HRV is a non-invasive tool to assess cardiovascular autonomic function. Fundamental to HRV is a determination of the RR interval. This is the time (typically in milliseconds) between two successive heart beats, measured from one R peak to the next. Variations in RR intervals yield measures of HRV.

Heart rate (HR) increases and decreases as one engages and disengages from physical activity. Even for an individual at rest, HR will vary from one beat to the next. This variation is termed HRV. In large population studies, greater variability is consistently associated with better health. HRV has been used in clinical and sports medicine, for example, in prognostication after myocardial infarction1 and prevention of overtraining in athletes.2

Control of HRV

HRV results from multiple complex processes and so caution is required in interpretation. Several of these processes involve the central nervous system and include autonomic outflow, peripheral nerve conduction; autonomic receptors; intracellular signal transduction and end-organ responsiveness.3

The almost constant HR after cardiac transplantation (HRV is practically lost) suggests that the autonomic nervous system is the single most important factor mediating HRV, with respiratory sinus arrhythmia, blood pressure variability and circadian rhythms as major contributors.3 HR responds more slowly to sympathetic than parasympathetic inputs with sympathovagal balance also important.

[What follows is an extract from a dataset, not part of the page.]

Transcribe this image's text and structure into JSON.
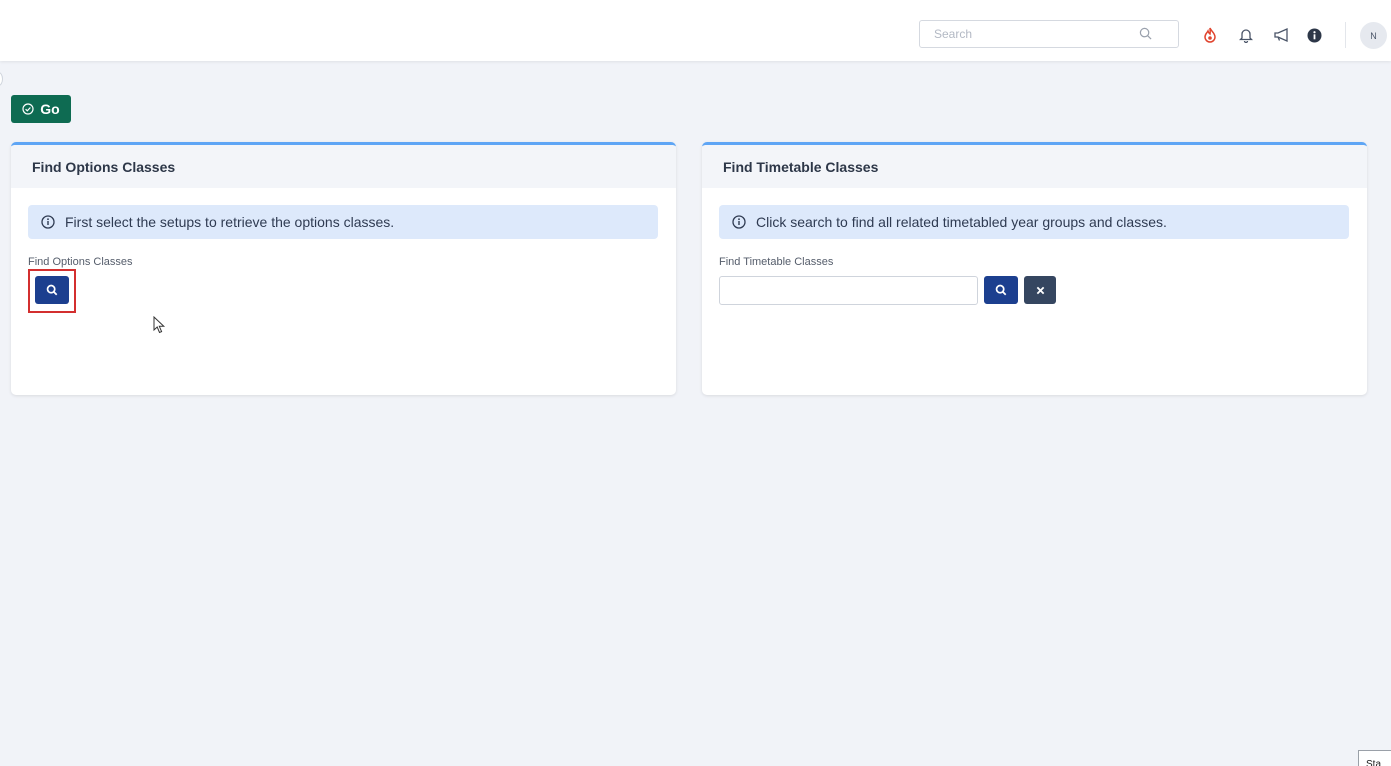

The typical way to determine HRV is through a single lead ECG. For short-term measurement, 5 min recordings are standard. The recording is then input to software which can locate R peaks. These are marked on the computer and examined visually to correct any artefacts or ectopic beats errors. Corrected RR intervals are sometimes classified as Normal to Normal (NN) intervals. The software can then output these RR intervals as a series of …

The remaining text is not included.